Aku agak lupa tentang kedua teori dua orang itu. Mereka menurutku adalah makhluk yang penuh dengan daya imajinasi, yang bekerja mendahului otak kiri mereka. Tapi satu hal yang aku tahu tentang pelangi: ia datang setelah badai. Ya, pelangi datang setelah badai hujan (mungkin juga salju) dan matahari menyentuh butir-butir air bening yang beterbangan di langit yang masih diselimuti awan kelabu. Pada pertemuan antara matahari dan butir-butir air bening tercipta pelangi yang memantulkan beraneka spectrum warna matahari. Dan, kita menyebutnya pelangi dengan perasaan bahagia, yang melekat di hati.

Dalam melihat pelangi di alam raya kita sering melupakan badai, sang pembawa butir-butir air, yang menjadi medium pengejawantahan spectrum warna matahari. Kita terfokus melihat warna-warni pelangi. Dalam kehidupan, terutama cinta, kita juga hanya melihat warna-warna tapi sebagai sebentuk badai:

“akh...hidup...lima menit yang lalu biru, sekarang abu, dan sedetik kemudian mungkin hitam...kelam...sekelam malam....
begitu pula gejolak perasaan ku....sepuluh menit lalu haru biru, setelah itu kuning tanda perasaan mulai kering, lalu hijau kacau, merah marah, ungu nafsu...”(D.A.)

Dan sering, penglihatan kita berakhir dengan dikotomis: sedih dan bahagia. Adakah yang salah dengan cara kita melihat pelangi yang berpendaran di alam hati? Manusia, sepanjang yang aku ketahui sejak aku lahir sampai sekarang, adalah makhluk yang tahu —tapi tak hendak mau berpenyadaran— tentang pelangi rasa di hatinya, yang berpendar melengkung seperti pelangi alam. Tapi sering-sering mereka pada akhirnya buta warna: yang mereka temui adalah sering hitam dan putih, sedih dan bahagia, benar dan salah…

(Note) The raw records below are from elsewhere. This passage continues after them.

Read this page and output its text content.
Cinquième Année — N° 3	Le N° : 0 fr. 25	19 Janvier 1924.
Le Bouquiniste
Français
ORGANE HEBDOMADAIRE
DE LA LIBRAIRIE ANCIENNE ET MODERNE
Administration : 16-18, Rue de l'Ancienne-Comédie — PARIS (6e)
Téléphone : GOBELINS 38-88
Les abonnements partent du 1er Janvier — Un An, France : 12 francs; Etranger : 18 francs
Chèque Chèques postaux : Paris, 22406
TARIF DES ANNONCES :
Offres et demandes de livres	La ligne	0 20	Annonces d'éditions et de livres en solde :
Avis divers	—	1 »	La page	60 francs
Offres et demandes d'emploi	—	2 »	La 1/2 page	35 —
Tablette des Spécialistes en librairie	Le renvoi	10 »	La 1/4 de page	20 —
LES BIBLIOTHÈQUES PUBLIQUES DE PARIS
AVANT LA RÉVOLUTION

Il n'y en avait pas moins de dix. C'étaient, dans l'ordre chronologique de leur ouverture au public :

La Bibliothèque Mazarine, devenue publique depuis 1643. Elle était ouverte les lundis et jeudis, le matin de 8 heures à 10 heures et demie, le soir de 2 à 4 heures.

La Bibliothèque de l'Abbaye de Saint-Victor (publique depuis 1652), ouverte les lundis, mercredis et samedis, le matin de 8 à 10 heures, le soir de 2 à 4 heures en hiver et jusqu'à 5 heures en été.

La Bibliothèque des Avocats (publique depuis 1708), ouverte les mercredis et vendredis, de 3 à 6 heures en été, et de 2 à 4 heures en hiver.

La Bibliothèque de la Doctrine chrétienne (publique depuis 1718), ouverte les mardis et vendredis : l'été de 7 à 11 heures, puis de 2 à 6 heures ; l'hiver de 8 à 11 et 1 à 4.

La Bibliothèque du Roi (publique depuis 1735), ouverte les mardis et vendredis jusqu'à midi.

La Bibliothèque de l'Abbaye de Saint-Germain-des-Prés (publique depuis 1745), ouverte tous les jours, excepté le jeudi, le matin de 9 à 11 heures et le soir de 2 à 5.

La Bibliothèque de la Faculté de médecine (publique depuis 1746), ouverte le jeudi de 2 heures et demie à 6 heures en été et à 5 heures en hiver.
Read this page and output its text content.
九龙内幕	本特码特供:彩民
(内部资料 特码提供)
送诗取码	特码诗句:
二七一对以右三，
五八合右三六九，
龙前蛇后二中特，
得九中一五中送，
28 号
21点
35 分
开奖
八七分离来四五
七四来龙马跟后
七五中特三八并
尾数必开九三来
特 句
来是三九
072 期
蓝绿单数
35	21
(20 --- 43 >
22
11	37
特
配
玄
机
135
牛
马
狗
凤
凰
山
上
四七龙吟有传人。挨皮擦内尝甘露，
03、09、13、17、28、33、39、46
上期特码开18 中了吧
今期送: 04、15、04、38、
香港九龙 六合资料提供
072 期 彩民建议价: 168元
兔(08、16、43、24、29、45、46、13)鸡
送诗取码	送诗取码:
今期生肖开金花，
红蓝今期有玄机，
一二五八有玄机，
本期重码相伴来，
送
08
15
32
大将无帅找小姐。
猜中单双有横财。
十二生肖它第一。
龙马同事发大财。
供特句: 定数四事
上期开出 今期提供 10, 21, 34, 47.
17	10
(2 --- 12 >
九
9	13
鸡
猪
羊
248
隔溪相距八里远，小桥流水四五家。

Adakah yang keliru dengan semua ini? Entahlah. Orang arab barangkali sudah tahu dari dulu, maka dari itu, untuk medium perpendaran cahaya jiwa, layaknya butir-butir air di langit yang menjadi medium spectrum warna matahari, mereka menyebutnya qolbu, yang-berubah-ubah warna. Dan kita menyebutnya hati, yang jika diucapkan atau ditulis berulang, akan berbentuk peringatan, kewaspadaan, dan penunjuk kesehatan: hati-hati!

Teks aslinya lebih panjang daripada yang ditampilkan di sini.